Abstract
The ability to sense and respond to the environment is one of the defining features of life. Cells use a variety of signalling systems that carry information about environmental stimuli to the nucleus in order to generate an appropriate response. Phosphorylation and ubiquitination signalling are two of the most important post-translational modifications that control virtually all cellular processes, from proliferation, through stress responses, to apoptosis. Mitogen-activated protein 3-kinase 1 (MEKK1) is a key upstream regulator in the NF-κB and MAPK functional pathways—major cellular pathways that control stress responses and cell fate. MEKK1 is also the only known member of the mitogen-activated protein 3 kinase (MAP3K) family that contains both a kinase domain and a RING E3 ubiquitin ligase domain. The N-terminal half of MEKK1, including the RING domain, is involved in controlling the C- terminal kinase domain and downstream activation of MEKK1-driven pathways.
A range of biophysical methods were used to characterize N-terminal functional and regulatory domains of MEKK1. This work presents the crystal structure of a central domain of MEKK1 at 2.1 Å resolution, and identifies it as a tubulin-interacting TOG domain. The discovery and structural characterization of this domain of MEKK1 reveals a new direction in the research of MEKK1-mediated signalling.
As the function of TOG domains is highly dependent on their conformational selectivity towards specific conformations of tubulin, a characterization of MEKK1 TOG in terms of its interaction with the straight and curved conformation of tubulin was undertaken.
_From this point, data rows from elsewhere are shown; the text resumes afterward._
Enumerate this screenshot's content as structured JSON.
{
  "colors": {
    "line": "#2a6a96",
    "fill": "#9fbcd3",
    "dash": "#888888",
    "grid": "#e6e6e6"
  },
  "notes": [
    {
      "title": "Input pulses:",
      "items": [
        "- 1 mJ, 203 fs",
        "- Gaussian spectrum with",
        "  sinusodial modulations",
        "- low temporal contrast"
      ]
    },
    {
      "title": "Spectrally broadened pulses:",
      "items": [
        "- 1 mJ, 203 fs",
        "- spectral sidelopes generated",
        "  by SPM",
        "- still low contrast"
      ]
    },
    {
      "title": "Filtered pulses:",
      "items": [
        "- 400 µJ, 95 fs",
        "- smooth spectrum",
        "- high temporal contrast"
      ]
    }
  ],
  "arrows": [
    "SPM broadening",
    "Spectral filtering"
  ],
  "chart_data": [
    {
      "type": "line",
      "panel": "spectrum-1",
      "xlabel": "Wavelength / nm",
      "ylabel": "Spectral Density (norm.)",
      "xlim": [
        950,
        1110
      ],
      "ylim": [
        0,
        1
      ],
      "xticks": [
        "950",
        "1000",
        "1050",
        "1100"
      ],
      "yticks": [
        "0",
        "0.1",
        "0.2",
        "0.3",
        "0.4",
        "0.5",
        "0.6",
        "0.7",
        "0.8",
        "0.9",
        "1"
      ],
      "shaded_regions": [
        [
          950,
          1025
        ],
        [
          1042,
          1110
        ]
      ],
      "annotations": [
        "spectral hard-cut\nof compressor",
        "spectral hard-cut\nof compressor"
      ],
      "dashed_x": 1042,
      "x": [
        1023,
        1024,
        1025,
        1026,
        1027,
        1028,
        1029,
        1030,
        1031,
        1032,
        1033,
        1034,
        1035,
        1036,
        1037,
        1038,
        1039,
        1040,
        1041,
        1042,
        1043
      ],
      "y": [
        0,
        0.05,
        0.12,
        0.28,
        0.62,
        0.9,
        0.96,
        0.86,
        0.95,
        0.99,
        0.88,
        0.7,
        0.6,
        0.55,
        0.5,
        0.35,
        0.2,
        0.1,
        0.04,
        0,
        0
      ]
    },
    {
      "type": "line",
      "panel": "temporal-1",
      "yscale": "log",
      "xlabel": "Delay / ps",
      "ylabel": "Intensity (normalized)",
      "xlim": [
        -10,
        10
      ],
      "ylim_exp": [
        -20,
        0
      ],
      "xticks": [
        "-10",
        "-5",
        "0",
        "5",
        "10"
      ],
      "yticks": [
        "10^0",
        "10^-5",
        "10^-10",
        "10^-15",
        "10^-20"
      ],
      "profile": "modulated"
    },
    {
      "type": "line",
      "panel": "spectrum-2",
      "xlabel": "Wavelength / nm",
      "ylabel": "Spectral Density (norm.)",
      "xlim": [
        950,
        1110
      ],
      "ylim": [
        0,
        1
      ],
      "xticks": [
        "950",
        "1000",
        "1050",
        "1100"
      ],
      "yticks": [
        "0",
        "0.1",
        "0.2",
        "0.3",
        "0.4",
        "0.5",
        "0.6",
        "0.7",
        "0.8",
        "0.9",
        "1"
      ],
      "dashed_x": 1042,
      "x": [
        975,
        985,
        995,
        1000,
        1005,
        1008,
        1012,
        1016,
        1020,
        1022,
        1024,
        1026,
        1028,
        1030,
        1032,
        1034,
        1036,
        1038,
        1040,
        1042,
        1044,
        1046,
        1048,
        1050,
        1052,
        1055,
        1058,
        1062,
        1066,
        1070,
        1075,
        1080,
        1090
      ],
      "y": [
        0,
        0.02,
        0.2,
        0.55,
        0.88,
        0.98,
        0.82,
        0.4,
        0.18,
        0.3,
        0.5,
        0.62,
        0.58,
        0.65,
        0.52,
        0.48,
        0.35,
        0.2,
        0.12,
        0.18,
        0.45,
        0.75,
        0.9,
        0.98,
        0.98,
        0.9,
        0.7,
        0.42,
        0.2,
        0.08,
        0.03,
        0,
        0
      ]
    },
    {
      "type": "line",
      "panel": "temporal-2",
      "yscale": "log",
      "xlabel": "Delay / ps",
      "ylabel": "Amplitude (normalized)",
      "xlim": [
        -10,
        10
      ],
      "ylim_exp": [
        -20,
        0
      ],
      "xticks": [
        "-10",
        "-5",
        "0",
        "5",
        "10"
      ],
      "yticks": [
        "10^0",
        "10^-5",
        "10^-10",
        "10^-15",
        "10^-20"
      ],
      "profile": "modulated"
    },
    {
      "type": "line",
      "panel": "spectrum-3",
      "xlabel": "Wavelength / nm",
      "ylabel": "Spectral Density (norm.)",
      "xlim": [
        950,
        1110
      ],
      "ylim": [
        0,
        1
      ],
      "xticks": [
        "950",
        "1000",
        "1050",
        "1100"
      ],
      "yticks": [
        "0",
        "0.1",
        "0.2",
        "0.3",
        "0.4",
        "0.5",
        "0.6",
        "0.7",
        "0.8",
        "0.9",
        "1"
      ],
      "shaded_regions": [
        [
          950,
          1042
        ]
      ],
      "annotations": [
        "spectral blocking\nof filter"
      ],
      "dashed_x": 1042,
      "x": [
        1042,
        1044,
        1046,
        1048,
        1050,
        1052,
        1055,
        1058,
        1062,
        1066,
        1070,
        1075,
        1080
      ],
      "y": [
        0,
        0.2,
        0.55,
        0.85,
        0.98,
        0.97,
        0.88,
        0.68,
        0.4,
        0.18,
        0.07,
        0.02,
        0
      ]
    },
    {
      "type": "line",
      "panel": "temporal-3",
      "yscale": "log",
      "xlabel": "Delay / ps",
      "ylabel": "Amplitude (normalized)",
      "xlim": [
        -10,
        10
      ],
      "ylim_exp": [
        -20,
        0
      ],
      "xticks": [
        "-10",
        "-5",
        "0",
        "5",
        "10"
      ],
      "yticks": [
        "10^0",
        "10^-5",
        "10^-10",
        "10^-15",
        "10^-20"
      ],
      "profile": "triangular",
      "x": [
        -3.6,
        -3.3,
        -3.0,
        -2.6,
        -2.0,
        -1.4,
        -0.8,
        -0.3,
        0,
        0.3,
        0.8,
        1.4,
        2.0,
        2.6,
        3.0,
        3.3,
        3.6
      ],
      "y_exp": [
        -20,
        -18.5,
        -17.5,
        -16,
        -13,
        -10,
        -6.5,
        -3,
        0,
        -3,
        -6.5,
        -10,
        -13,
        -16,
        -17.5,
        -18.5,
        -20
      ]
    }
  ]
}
The data presented herein indicate that MEKK1 TOG domain preferentially binds to the curved conformation of tubulin dimers, found in soluble tubulin and at depolymerizing microtubule ends.
The functional significance of the MEKK1 TOG domain is further underscored by the observation that mutations in this domain of MEKK1 reduce tubulin binding in vitro, and occur in human tumours. An analysis of the role of MEKK1 TOG in terms of its effects on MEKK1 ubiquitin ligase and kinase activities revealed a potential role in controlling MEKK1 ubiquitin ligase activity.
Based on these findings, a model is proposed whereby MEKK1 kinase activity is induced at the sites of microtubule catastrophes via clustering of MEKK1. Moreover, the interaction with tubulin affects the activity of the MEKK1 RING E3 ubiquitin ligase domain. Accordingly, MEKK1’s interaction with tubulin and microtubules could be relevant to both cancer development and efficacy of microtubule-targeting chemotherapies.